「ロシア、インド、中国は、BRICSなど一連の統合組織のコアとなっている。しかし、インドの上海協力機構加盟で RICは全ユーラシア空間を作り変え、全く新たなスタートを切らせることになる。具体的には、中央アジアにおける過激主義とテロの不拡散においてロシア、インド、中国の協力関係が活性化する。また、エネルギー分野での協力の機会も新たに生じるだろうし、ロシアとインドの間の経済協力の発展に対する主要な障害、つまりインドを大陸の主要部分から切り離しているパキスタンやヒマラヤのために、しかるべきインフラが欠如しているという事実も除去される。イランとコーカサス越しにインドとロシアを、さらには北ヨーロッパを結ぶ南北輸送回廊プロジェクトの活性化も期待される。これは、シルクロードプロジェクトの枠組みの中で発展している物流を論理的かつ幾何学的に補完するものであり、たとえば空コンテナの逆流問題を解決できる。」
スプートニク:モスクワのRIC外相会議ではシリア、ウクライナなど一連の国際問題も討議された。ロシアはこうした問題でもインドと中国の支持を期待できるだろうか。
「そのような問題では、各当事者が自分の利益を第一に追求している。インドと中国自体が分離主義の問題に直面しているということを心に留めておくべきだ。ゆえに、たとえばクリミアの問題で顕著な支持を期待することはできない。しかし、インドと中国は賢明な立場をとっている。
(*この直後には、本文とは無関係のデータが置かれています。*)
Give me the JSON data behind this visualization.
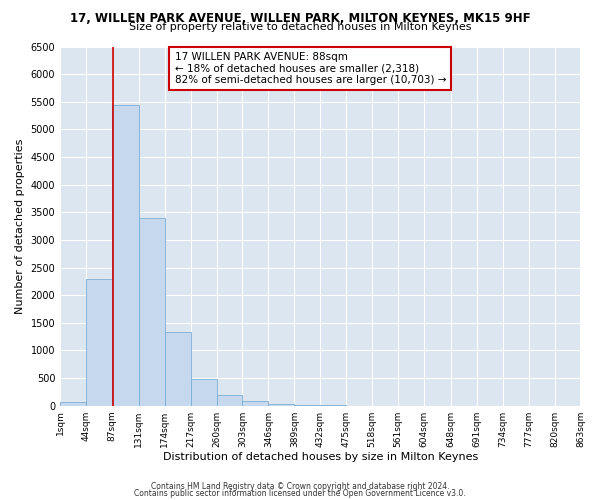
{
  "title": "17, WILLEN PARK AVENUE, WILLEN PARK, MILTON KEYNES, MK15 9HF",
  "subtitle": "Size of property relative to detached houses in Milton Keynes",
  "xlabel": "Distribution of detached houses by size in Milton Keynes",
  "ylabel": "Number of detached properties",
  "bar_color": "#c5d8ee",
  "bar_edge_color": "#7aadd4",
  "background_color": "#dce6f0",
  "grid_color": "#ffffff",
  "annotation_box_color": "#cc0000",
  "annotation_line_color": "#cc0000",
  "annotation_title": "17 WILLEN PARK AVENUE: 88sqm",
  "annotation_line2": "← 18% of detached houses are smaller (2,318)",
  "annotation_line3": "82% of semi-detached houses are larger (10,703) →",
  "property_line_x": 88,
  "ylim": [
    0,
    6500
  ],
  "yticks": [
    0,
    500,
    1000,
    1500,
    2000,
    2500,
    3000,
    3500,
    4000,
    4500,
    5000,
    5500,
    6000,
    6500
  ],
  "footer1": "Contains HM Land Registry data © Crown copyright and database right 2024.",
  "footer2": "Contains public sector information licensed under the Open Government Licence v3.0.",
  "bin_edges": [
    1,
    44,
    87,
    131,
    174,
    217,
    260,
    303,
    346,
    389,
    432,
    475,
    518,
    561,
    604,
    648,
    691,
    734,
    777,
    820,
    863
  ],
  "bin_labels": [
    "1sqm",
    "44sqm",
    "87sqm",
    "131sqm",
    "174sqm",
    "217sqm",
    "260sqm",
    "303sqm",
    "346sqm",
    "389sqm",
    "432sqm",
    "475sqm",
    "518sqm",
    "561sqm",
    "604sqm",
    "648sqm",
    "691sqm",
    "734sqm",
    "777sqm",
    "820sqm",
    "863sqm"
  ],
  "bar_heights": [
    60,
    2300,
    5450,
    3400,
    1330,
    480,
    195,
    85,
    30,
    10,
    5,
    3,
    1,
    0,
    0,
    0,
    0,
    0,
    0,
    0
  ],
  "fig_facecolor": "#ffffff",
  "title_fontsize": 8.5,
  "subtitle_fontsize": 8.0
}
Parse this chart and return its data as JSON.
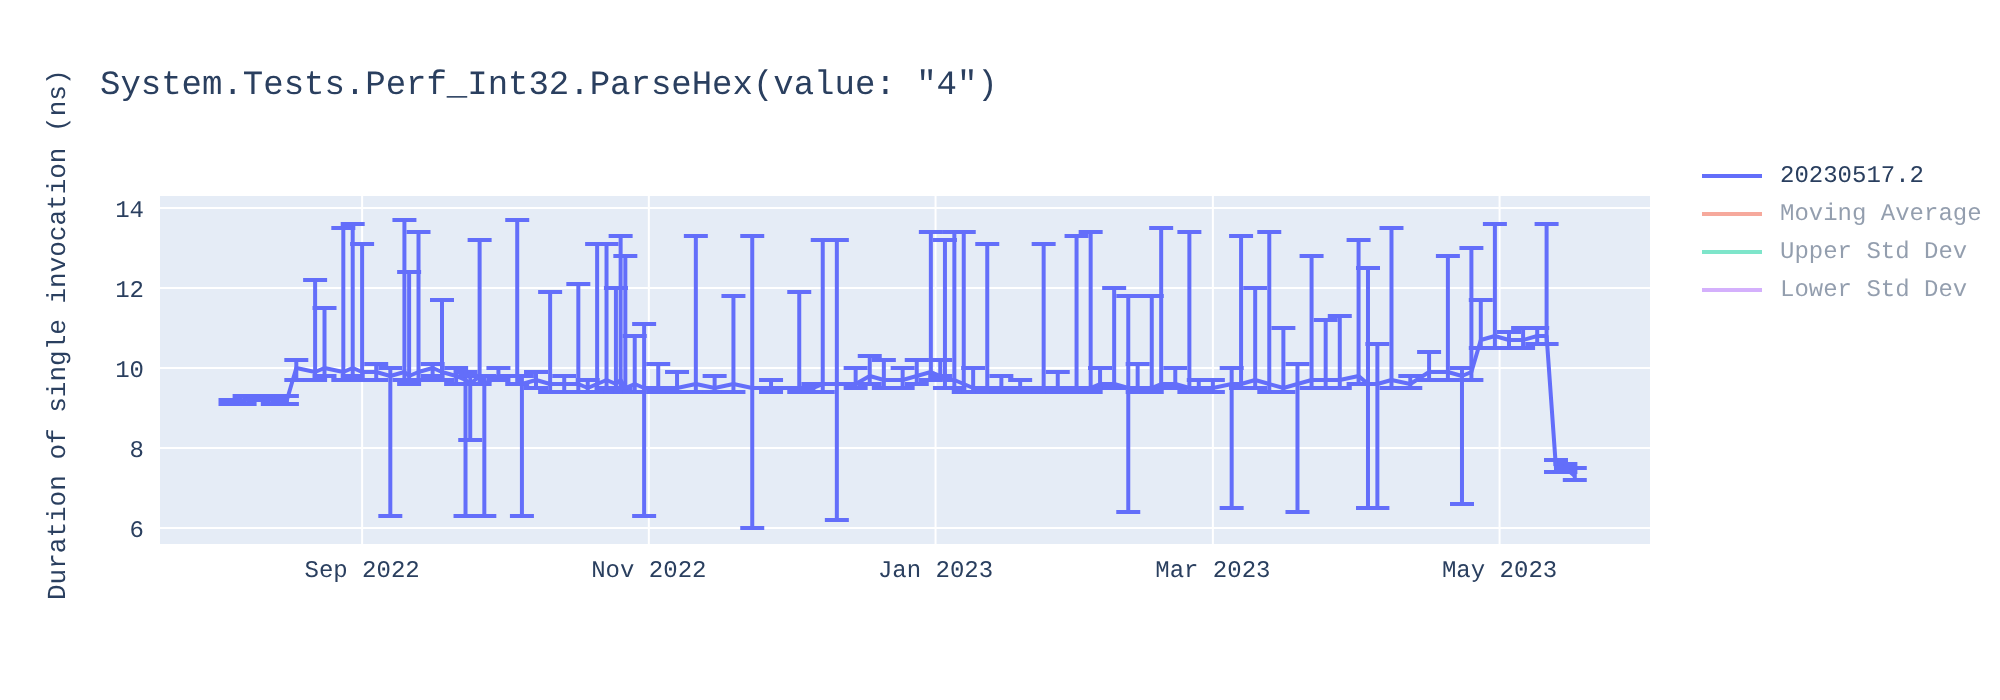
{
  "chart_data": {
    "type": "line",
    "title": "System.Tests.Perf_Int32.ParseHex(value: \"4\")",
    "ylabel": "Duration of single invocation (ns)",
    "x": [
      "2022-08-04",
      "2022-08-07",
      "2022-08-10",
      "2022-08-13",
      "2022-08-16",
      "2022-08-18",
      "2022-08-22",
      "2022-08-24",
      "2022-08-28",
      "2022-08-30",
      "2022-09-01",
      "2022-09-04",
      "2022-09-07",
      "2022-09-10",
      "2022-09-11",
      "2022-09-13",
      "2022-09-16",
      "2022-09-18",
      "2022-09-21",
      "2022-09-23",
      "2022-09-24",
      "2022-09-26",
      "2022-09-27",
      "2022-09-30",
      "2022-10-04",
      "2022-10-05",
      "2022-10-08",
      "2022-10-11",
      "2022-10-14",
      "2022-10-17",
      "2022-10-19",
      "2022-10-21",
      "2022-10-23",
      "2022-10-25",
      "2022-10-26",
      "2022-10-27",
      "2022-10-29",
      "2022-10-31",
      "2022-11-03",
      "2022-11-07",
      "2022-11-11",
      "2022-11-15",
      "2022-11-19",
      "2022-11-23",
      "2022-11-27",
      "2022-12-03",
      "2022-12-06",
      "2022-12-08",
      "2022-12-11",
      "2022-12-15",
      "2022-12-18",
      "2022-12-21",
      "2022-12-25",
      "2022-12-28",
      "2022-12-31",
      "2023-01-02",
      "2023-01-03",
      "2023-01-05",
      "2023-01-07",
      "2023-01-09",
      "2023-01-12",
      "2023-01-15",
      "2023-01-19",
      "2023-01-24",
      "2023-01-27",
      "2023-01-31",
      "2023-02-03",
      "2023-02-05",
      "2023-02-08",
      "2023-02-11",
      "2023-02-13",
      "2023-02-16",
      "2023-02-18",
      "2023-02-21",
      "2023-02-24",
      "2023-02-26",
      "2023-03-01",
      "2023-03-05",
      "2023-03-07",
      "2023-03-10",
      "2023-03-13",
      "2023-03-16",
      "2023-03-19",
      "2023-03-22",
      "2023-03-25",
      "2023-03-28",
      "2023-04-01",
      "2023-04-03",
      "2023-04-05",
      "2023-04-08",
      "2023-04-12",
      "2023-04-16",
      "2023-04-20",
      "2023-04-23",
      "2023-04-25",
      "2023-04-27",
      "2023-04-30",
      "2023-05-03",
      "2023-05-06",
      "2023-05-09",
      "2023-05-11",
      "2023-05-13",
      "2023-05-15",
      "2023-05-17"
    ],
    "series": [
      {
        "name": "20230517.2",
        "color": "#636efa",
        "values": [
          9.15,
          9.2,
          9.25,
          9.2,
          9.2,
          10.0,
          9.9,
          10.0,
          9.9,
          10.0,
          9.9,
          9.9,
          9.8,
          9.9,
          9.8,
          9.9,
          10.0,
          9.9,
          9.8,
          9.7,
          9.6,
          9.8,
          9.6,
          9.8,
          9.8,
          9.6,
          9.7,
          9.6,
          9.6,
          9.6,
          9.5,
          9.6,
          9.7,
          9.6,
          9.7,
          9.5,
          9.6,
          9.5,
          9.5,
          9.5,
          9.6,
          9.5,
          9.6,
          9.5,
          9.5,
          9.5,
          9.5,
          9.6,
          9.6,
          9.6,
          9.8,
          9.7,
          9.7,
          9.8,
          9.9,
          9.8,
          9.7,
          9.7,
          9.6,
          9.5,
          9.5,
          9.5,
          9.5,
          9.5,
          9.5,
          9.5,
          9.5,
          9.6,
          9.6,
          9.5,
          9.5,
          9.5,
          9.6,
          9.6,
          9.5,
          9.5,
          9.5,
          9.6,
          9.6,
          9.7,
          9.6,
          9.5,
          9.6,
          9.7,
          9.7,
          9.7,
          9.8,
          9.6,
          9.6,
          9.7,
          9.6,
          9.9,
          9.9,
          9.8,
          9.9,
          10.7,
          10.8,
          10.7,
          10.7,
          10.8,
          10.8,
          7.5,
          7.5,
          7.3
        ],
        "errors": [
          [
            9.1,
            9.2
          ],
          [
            9.1,
            9.3
          ],
          [
            9.2,
            9.3
          ],
          [
            9.1,
            9.3
          ],
          [
            9.1,
            9.3
          ],
          [
            9.7,
            10.2
          ],
          [
            9.7,
            12.2
          ],
          [
            9.8,
            11.5
          ],
          [
            9.7,
            13.5
          ],
          [
            9.8,
            13.6
          ],
          [
            9.7,
            13.1
          ],
          [
            9.7,
            10.1
          ],
          [
            6.3,
            10.0
          ],
          [
            9.7,
            13.7
          ],
          [
            9.6,
            12.4
          ],
          [
            9.7,
            13.4
          ],
          [
            9.8,
            10.1
          ],
          [
            9.7,
            11.7
          ],
          [
            9.6,
            10.0
          ],
          [
            6.3,
            9.9
          ],
          [
            8.2,
            9.8
          ],
          [
            9.6,
            13.2
          ],
          [
            6.3,
            9.8
          ],
          [
            9.7,
            10.0
          ],
          [
            9.6,
            13.7
          ],
          [
            6.3,
            9.8
          ],
          [
            9.5,
            9.9
          ],
          [
            9.4,
            11.9
          ],
          [
            9.4,
            9.8
          ],
          [
            9.4,
            12.1
          ],
          [
            9.4,
            9.7
          ],
          [
            9.4,
            13.1
          ],
          [
            9.5,
            13.1
          ],
          [
            9.4,
            12.0
          ],
          [
            9.5,
            13.3
          ],
          [
            9.4,
            12.8
          ],
          [
            9.4,
            10.8
          ],
          [
            6.3,
            11.1
          ],
          [
            9.4,
            10.1
          ],
          [
            9.4,
            9.9
          ],
          [
            9.4,
            13.3
          ],
          [
            9.4,
            9.8
          ],
          [
            9.4,
            11.8
          ],
          [
            6.0,
            13.3
          ],
          [
            9.4,
            9.7
          ],
          [
            9.4,
            11.9
          ],
          [
            9.4,
            9.6
          ],
          [
            9.4,
            13.2
          ],
          [
            6.2,
            13.2
          ],
          [
            9.5,
            10.0
          ],
          [
            9.6,
            10.3
          ],
          [
            9.5,
            10.2
          ],
          [
            9.5,
            10.0
          ],
          [
            9.6,
            10.2
          ],
          [
            9.7,
            13.4
          ],
          [
            9.8,
            10.2
          ],
          [
            9.5,
            13.2
          ],
          [
            9.5,
            13.4
          ],
          [
            9.4,
            13.4
          ],
          [
            9.4,
            10.0
          ],
          [
            9.4,
            13.1
          ],
          [
            9.4,
            9.8
          ],
          [
            9.4,
            9.7
          ],
          [
            9.4,
            13.1
          ],
          [
            9.4,
            9.9
          ],
          [
            9.4,
            13.3
          ],
          [
            9.4,
            13.4
          ],
          [
            9.5,
            10.0
          ],
          [
            9.5,
            12.0
          ],
          [
            6.4,
            11.8
          ],
          [
            9.4,
            10.1
          ],
          [
            9.4,
            11.8
          ],
          [
            9.5,
            13.5
          ],
          [
            9.5,
            10.0
          ],
          [
            9.4,
            13.4
          ],
          [
            9.4,
            9.7
          ],
          [
            9.4,
            9.7
          ],
          [
            6.5,
            10.0
          ],
          [
            9.5,
            13.3
          ],
          [
            9.5,
            12.0
          ],
          [
            9.4,
            13.4
          ],
          [
            9.4,
            11.0
          ],
          [
            6.4,
            10.1
          ],
          [
            9.5,
            12.8
          ],
          [
            9.5,
            11.2
          ],
          [
            9.5,
            11.3
          ],
          [
            9.6,
            13.2
          ],
          [
            6.5,
            12.5
          ],
          [
            6.5,
            10.6
          ],
          [
            9.5,
            13.5
          ],
          [
            9.5,
            9.8
          ],
          [
            9.7,
            10.4
          ],
          [
            9.7,
            12.8
          ],
          [
            6.6,
            10.0
          ],
          [
            9.7,
            13.0
          ],
          [
            10.5,
            11.7
          ],
          [
            10.5,
            13.6
          ],
          [
            10.5,
            10.9
          ],
          [
            10.5,
            11.0
          ],
          [
            10.6,
            11.0
          ],
          [
            10.6,
            13.6
          ],
          [
            7.4,
            7.7
          ],
          [
            7.4,
            7.6
          ],
          [
            7.2,
            7.5
          ]
        ]
      },
      {
        "name": "Moving Average",
        "color": "#ef553b",
        "values": [
          null,
          null,
          null,
          null,
          null,
          null,
          null,
          null,
          null,
          null,
          null,
          null,
          null,
          null,
          null,
          null,
          null,
          null,
          null,
          null,
          null,
          null,
          null,
          null,
          null,
          null,
          null,
          null,
          null,
          null,
          null,
          null,
          null,
          null,
          null,
          null,
          null,
          null,
          null,
          null,
          null,
          null,
          null,
          null,
          null,
          null,
          null,
          null,
          null,
          null,
          null,
          null,
          null,
          null,
          null,
          null,
          null,
          null,
          null,
          null,
          null,
          null,
          null,
          null,
          null,
          null,
          null,
          null,
          null,
          null,
          null,
          null,
          null,
          null,
          null,
          null,
          null,
          null,
          null,
          null,
          null,
          null,
          null,
          null,
          null,
          null,
          null,
          null,
          null,
          null,
          null,
          null,
          null,
          null,
          null,
          null,
          null,
          null,
          null,
          null,
          null,
          null,
          null,
          null
        ]
      },
      {
        "name": "Upper Std Dev",
        "color": "#00cc96",
        "values": [
          null,
          null,
          null,
          null,
          null,
          null,
          null,
          null,
          null,
          null,
          null,
          null,
          null,
          null,
          null,
          null,
          null,
          null,
          null,
          null,
          null,
          null,
          null,
          null,
          null,
          null,
          null,
          null,
          null,
          null,
          null,
          null,
          null,
          null,
          null,
          null,
          null,
          null,
          null,
          null,
          null,
          null,
          null,
          null,
          null,
          null,
          null,
          null,
          null,
          null,
          null,
          null,
          null,
          null,
          null,
          null,
          null,
          null,
          null,
          null,
          null,
          null,
          null,
          null,
          null,
          null,
          null,
          null,
          null,
          null,
          null,
          null,
          null,
          null,
          null,
          null,
          null,
          null,
          null,
          null,
          null,
          null,
          null,
          null,
          null,
          null,
          null,
          null,
          null,
          null,
          null,
          null,
          null,
          null,
          null,
          null,
          null,
          null,
          null,
          null,
          null,
          null,
          null,
          null
        ]
      },
      {
        "name": "Lower Std Dev",
        "color": "#ab63fa",
        "values": [
          null,
          null,
          null,
          null,
          null,
          null,
          null,
          null,
          null,
          null,
          null,
          null,
          null,
          null,
          null,
          null,
          null,
          null,
          null,
          null,
          null,
          null,
          null,
          null,
          null,
          null,
          null,
          null,
          null,
          null,
          null,
          null,
          null,
          null,
          null,
          null,
          null,
          null,
          null,
          null,
          null,
          null,
          null,
          null,
          null,
          null,
          null,
          null,
          null,
          null,
          null,
          null,
          null,
          null,
          null,
          null,
          null,
          null,
          null,
          null,
          null,
          null,
          null,
          null,
          null,
          null,
          null,
          null,
          null,
          null,
          null,
          null,
          null,
          null,
          null,
          null,
          null,
          null,
          null,
          null,
          null,
          null,
          null,
          null,
          null,
          null,
          null,
          null,
          null,
          null,
          null,
          null,
          null,
          null,
          null,
          null,
          null,
          null,
          null,
          null,
          null,
          null,
          null,
          null
        ]
      }
    ],
    "xlim": [
      "2022-07-20",
      "2023-06-02"
    ],
    "xticks": [
      {
        "value": "2022-09-01",
        "label": "Sep 2022"
      },
      {
        "value": "2022-11-01",
        "label": "Nov 2022"
      },
      {
        "value": "2023-01-01",
        "label": "Jan 2023"
      },
      {
        "value": "2023-03-01",
        "label": "Mar 2023"
      },
      {
        "value": "2023-05-01",
        "label": "May 2023"
      }
    ],
    "ylim": [
      5.6,
      14.3
    ],
    "yticks": [
      6,
      8,
      10,
      12,
      14
    ],
    "grid": true,
    "legend": "top right",
    "marker": "none",
    "line_style": "solid"
  }
}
領土保全の原則への忠誠を表明し、同時に、当該地域におけるロシアの国益の存在も認めている。だからこそインドも中国も、ロシアへのクリミアの再統合をめぐる状況について非難をしていない。」
スプートニク:米国と日本は積極的にインドとの関係を発展させている。彼らは明らかにインドをロシアと中国から引き離そうとしている。この方針に成功の余地はあるだろうか。
「中国とのバランスになるような同盟国の輪をアジアにかけること。それが米国の黄金の夢だ。米国は中国に真っ向から立ち向かう準備ができておらず、時がたつほどにその余地は少なくなっていく。ゆえに米国は戦略を変え、伝統的な同盟国である日本と韓国、さらにはインドやベトナムの力を借りて中国を抑止しようとしている。おそらく、例えばインドと米国との関係発展など、ある種の傾向が、インドは反中国ブロックに参加する用意があるのでは、とコメンテーターが語る根拠となっている。しかし、インドはバランス政策、非対立的政策を追求しており、中国に対するバランスとなる気はない。
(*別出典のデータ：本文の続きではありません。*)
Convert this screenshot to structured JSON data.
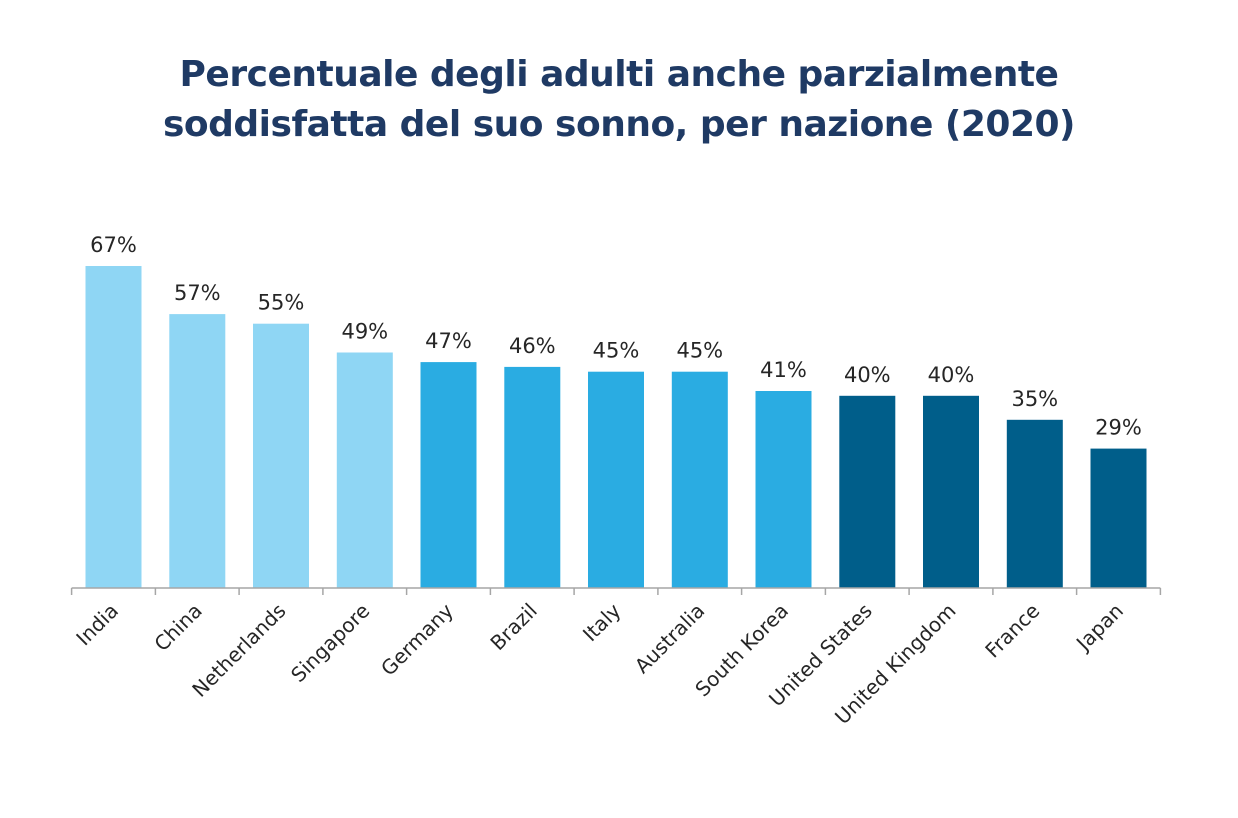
{
  "chart_data": {
    "type": "bar",
    "title_lines": [
      "Percentuale degli adulti anche parzialmente",
      "soddisfatta del suo sonno, per nazione (2020)"
    ],
    "categories": [
      "India",
      "China",
      "Netherlands",
      "Singapore",
      "Germany",
      "Brazil",
      "Italy",
      "Australia",
      "South Korea",
      "United States",
      "United Kingdom",
      "France",
      "Japan"
    ],
    "values": [
      67,
      57,
      55,
      49,
      47,
      46,
      45,
      45,
      41,
      40,
      40,
      35,
      29
    ],
    "value_labels": [
      "67%",
      "57%",
      "55%",
      "49%",
      "47%",
      "46%",
      "45%",
      "45%",
      "41%",
      "40%",
      "40%",
      "35%",
      "29%"
    ],
    "bar_colors": [
      "#8fd6f4",
      "#8fd6f4",
      "#8fd6f4",
      "#8fd6f4",
      "#2aace2",
      "#2aace2",
      "#2aace2",
      "#2aace2",
      "#2aace2",
      "#005e8a",
      "#005e8a",
      "#005e8a",
      "#005e8a"
    ],
    "ylim": [
      0,
      67
    ],
    "grid": false,
    "title_color": "#1f3a64",
    "axis_color": "#a6a6a6",
    "label_color": "#262626"
  }
}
中国は米国とアラブ首長国連邦と並ぶ、インドの三大パートナーの一つだ。先週の金曜日、私たちはちょうどRIC閣僚会議をテーマに北京との電話会議を持った。中国の参加者は、インドは独立した外交政策をとっている、と言っていた。二国間関係に複雑な問題が存在し、インド国内でも政治家や専門家の視点がずれているにも関わらず、中国との対立に入るつもりはないようだ、と述べていた。」
ボリス・ヴォルホンスキイ氏によれば、1990年代後半に、当時のロシア外務大臣エフゲニー・プリマコフ氏によって提唱されたモスクワ-デリー-北京という協力フォーマットは批判または嘲笑にさらされたが、それが今こそ徐々に実現しつつある。インドと北京の関係改善はまた、BRICSと上海協力機構という、ロシアが創設者の一人となった多国間フォーラムへの参加にも貢献する。